USPS VP of IT on Making Sound Hiring Decisions Under Pressure

Retiring Baby Boomers, a competitive labor market in Washington, D.C., and the need to support a $74 billion business. In the latest Hiring Manager interview, the USPS's VP of IT Operations George Wright explains how he chooses the right candidates under cost and competitive pressures.

By John Mann
Fri, December 05, 2008

CIO — Anyone who assumes working for the United States Postal Service's (USPS) IT department would be a cushy job should read what George Wright has to say about the mail business. The vice president of information technology operations for the USPS describes an enormous enterprise—bigger than even Wal-Mart in some respects—with literally hundreds of thousands of moving parts:

We have 40,000 retail outlets, and we service 9 million to 11 million customers per day. Think about the information systems it takes to manage a company with 40,000 retail outlets and 11 million customers a day. We have 300,000 carriers on the streets, and we deliver to every household in America every day of the week. We are the largest user of airline capacity. We have 600 plants that process mail. We operate in almost every major line of business that exists in the Fortune 500. ... We run the world's third largest intranet. Our entire internal organization consists of between 650,000 to 700,00 people. Many organizations that are significantly smaller than us have more [IT] resources than we have. ... We currently have approximately 1,300 people in the IT organization.

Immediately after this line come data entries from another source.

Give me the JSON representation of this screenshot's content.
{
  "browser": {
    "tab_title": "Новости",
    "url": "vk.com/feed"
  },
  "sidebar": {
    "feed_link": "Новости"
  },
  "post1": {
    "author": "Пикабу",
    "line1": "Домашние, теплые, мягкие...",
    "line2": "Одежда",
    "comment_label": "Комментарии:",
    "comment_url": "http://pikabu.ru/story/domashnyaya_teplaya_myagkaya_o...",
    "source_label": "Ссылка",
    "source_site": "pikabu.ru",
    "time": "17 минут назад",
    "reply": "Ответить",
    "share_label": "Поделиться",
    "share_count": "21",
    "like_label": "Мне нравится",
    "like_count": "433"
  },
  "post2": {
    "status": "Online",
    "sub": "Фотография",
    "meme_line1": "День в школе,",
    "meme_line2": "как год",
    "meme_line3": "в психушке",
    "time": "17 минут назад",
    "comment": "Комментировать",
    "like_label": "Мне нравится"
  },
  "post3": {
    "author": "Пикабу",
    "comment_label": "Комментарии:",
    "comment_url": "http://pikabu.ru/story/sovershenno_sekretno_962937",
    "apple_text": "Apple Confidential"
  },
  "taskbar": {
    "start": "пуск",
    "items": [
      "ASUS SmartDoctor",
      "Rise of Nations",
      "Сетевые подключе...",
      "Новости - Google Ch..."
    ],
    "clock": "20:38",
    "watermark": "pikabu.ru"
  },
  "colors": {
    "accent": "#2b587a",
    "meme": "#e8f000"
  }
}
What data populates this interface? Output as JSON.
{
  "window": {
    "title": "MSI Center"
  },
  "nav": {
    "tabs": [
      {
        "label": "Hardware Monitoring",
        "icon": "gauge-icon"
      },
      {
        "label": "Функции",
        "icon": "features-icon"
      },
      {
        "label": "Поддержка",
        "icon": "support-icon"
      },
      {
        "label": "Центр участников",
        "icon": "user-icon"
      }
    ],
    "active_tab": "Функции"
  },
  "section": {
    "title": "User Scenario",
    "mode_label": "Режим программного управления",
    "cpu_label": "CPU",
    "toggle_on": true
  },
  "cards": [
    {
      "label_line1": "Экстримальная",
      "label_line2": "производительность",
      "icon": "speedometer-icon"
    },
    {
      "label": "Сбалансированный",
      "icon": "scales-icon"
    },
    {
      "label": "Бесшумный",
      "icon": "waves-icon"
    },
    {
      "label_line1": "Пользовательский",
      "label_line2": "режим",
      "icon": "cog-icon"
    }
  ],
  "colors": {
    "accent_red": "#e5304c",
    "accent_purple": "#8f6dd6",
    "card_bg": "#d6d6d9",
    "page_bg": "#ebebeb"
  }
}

Finding candidates for IT jobs who have the skills to support such a large-scale enterprise is one of Wright's biggest challenges. Wright says the need to recruit IT professionals is intensifying as Baby Boomers in the USPS's IT department start retiring and because the need for IT talent in Washington, D.C. is so high.

In such a competitive environment for IT hiring, Wright says it's difficult to make safe hiring decisions that aren't motivated by the pressure to fill a critical vacancy. He's been burned by that pressure before, and he's learned his lesson. That may be why he's become so set in his hiring decisions.

When a situation arises in which Wright disagrees with members of his team about a candidate, he sticks with his gut: He won't hire someone he doesn't think is right, even if the rest of his team does. But he always carefully considers their views and takes the time to explain his decisions to them.

Here, Wright talks about his hiring practices, how he acclimates them to the scale of the organization, and the many mistakes candidates make in interviews that irk him.

John Mann: Many people believe that government jobs are stable and that it is difficult to be fired. Is job stability, in general, better within your IT group than the private sector?

George Wright: Postal services are going through very challenging times. The chief executive officer [of the USPS] has mentioned that we need to reduce the number of workers we have. So while most people might think that government is a stable environment, we are required to be competitive and generate revenue. Our stability is contingent upon how well we perform and how well we grow. Like any company, if the revenue numbers go down, we have to adjust by reducing costs, and approximately 70 percent of our expenses are people. If you perform well, you have job security.